Rembrandt's figure is an amusing, penetrating portrait of a captain who is clearly not quite in command: he walks with a slightly drunken swagger. His expression seems to be asking 'why me?' In Lundens near copy none of this comes across - the Captain seems a much more solid and reliable citizen. The difference lies in very subtle differences in the over-all pose which can be perceived even in the two reproductions I have before me where the figures measure less than 9 cm in height (page 198 of "Rembrandt, the Painter at Work"). The difference in the quality of the pace each takes is very striking. It lies in the relationship of the legs and in the balance of the upper body over the legs. Rembrandt's man is nearly toppling backwards. If we compare detail with detail it is very difficult to see the difference but seen as a whole I guess anyone can see what I am talking about.

Capt Banning Cocq in Rembrandt's Night Watch.
Lunden's Copy.



Looking at the heads, see how Rembrandt's contributes to the dynamic of the whole and Lundens does not. First the placing of the head on the shoulders is quite different, Lundens is more forward, more balanced, I guess a good 4 cm further forward than that implied by Rembrandt in real space. Measured on the canvas the difference may be minute but its implications are great.

Rembrandt has also divided the light from the dark much more decisively than Lunden which makes Lunden's version seem more pudding-like. Rembrandt cuts a plane of shadow down one side of the nose which continues through the moustache and into the beard. He cuts another plane in light on the other side of the beard which is again echoed in the larger mass of hair under the hat and in the lower part of the face adjacent to the beard. Rembrandt continues this planar geometry in the outer brim of the hat on either side, Lunden does not. Lunden's hat shows more crown and his collar is deeper, the direction of the opening of the collar in Rembrandt's implies a puffed chest beneath, Lunden's does not.

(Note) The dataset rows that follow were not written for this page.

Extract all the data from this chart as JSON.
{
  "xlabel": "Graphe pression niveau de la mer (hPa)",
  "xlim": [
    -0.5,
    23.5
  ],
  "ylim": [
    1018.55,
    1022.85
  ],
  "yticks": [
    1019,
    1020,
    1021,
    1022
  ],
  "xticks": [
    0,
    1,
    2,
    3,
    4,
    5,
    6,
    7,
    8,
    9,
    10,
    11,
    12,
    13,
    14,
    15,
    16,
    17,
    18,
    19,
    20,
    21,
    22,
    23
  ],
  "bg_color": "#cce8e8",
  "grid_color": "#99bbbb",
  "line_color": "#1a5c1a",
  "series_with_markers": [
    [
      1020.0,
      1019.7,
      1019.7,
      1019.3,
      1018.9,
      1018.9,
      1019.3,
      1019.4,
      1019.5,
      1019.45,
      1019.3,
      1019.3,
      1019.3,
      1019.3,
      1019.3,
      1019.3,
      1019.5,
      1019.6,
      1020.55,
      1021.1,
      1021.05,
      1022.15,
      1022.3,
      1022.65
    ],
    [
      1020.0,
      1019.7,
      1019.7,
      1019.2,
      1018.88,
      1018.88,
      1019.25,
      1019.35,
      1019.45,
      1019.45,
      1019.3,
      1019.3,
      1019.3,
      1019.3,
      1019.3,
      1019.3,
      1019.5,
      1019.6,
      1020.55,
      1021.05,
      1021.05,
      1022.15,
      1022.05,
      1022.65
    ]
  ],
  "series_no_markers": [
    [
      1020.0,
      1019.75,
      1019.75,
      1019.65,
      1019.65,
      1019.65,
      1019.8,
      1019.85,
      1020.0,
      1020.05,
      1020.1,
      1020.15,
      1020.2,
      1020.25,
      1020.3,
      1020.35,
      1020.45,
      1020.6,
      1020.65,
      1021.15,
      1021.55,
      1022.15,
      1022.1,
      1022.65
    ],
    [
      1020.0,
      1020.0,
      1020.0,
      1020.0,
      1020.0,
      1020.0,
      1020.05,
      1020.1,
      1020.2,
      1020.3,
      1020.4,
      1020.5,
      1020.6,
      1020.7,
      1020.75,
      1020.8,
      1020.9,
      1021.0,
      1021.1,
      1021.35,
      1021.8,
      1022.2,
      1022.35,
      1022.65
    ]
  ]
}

We find the same failures to catch Rembrandt's sense of space in the figure with the rifle to his left and in fact all over. Lunden's must have used measurements across the surface of the canvas to place the parts and he looked carefully detail by detail but that is not accurate enough to catch Rembrandt's subtle meaning which is built on space geometry. Unless you read it as a whole, spatially you don't get it.

This example is intended to demonstrate first that the interpretation of nature is not quite the job for simpletons that art historians seem to suppose. (Be assured that copying a painting is a good deal easier than 'copying nature'). Second it shows the spacial nature of Rembrandt's geometry, third and most importantly the necessity of considering the human context of Rembrandt's art.

Rembrandt's vision depends on being seen as a whole and in its human context. Stylistic criticism has blinkered the minds and fogged the issues. In his book, Van de Wetering puts his finger on the root cause of the Rembrandt disaster when he contrasts the critical methods of Hoogstraten (one of Rembrandt's students) with that of Wolfflin (the modern method) on page 181. He says Wolfflin's 'abstract pictorial categories can be appreciated without reference to any depiction of reality'. In other words Wolfflin's limited vision has no room for the discussion of Rembrandt's greatness. Hoogstraten's ideas writes van de Wetering "hold not the slightest appeal within the conceptual framework we have constructed around the phenomenon of style." Rembrandt has all but disappeared under the impact of stylistic criticism because he does not conform in the very least to the ideas “we have constructed around the phenomenon of style” an excellent reason for abandoning those ideas. Alas too many scholars have committed too much of their effort to creating a new image of Rembrandt for them to be able to change course. We must insist that they do.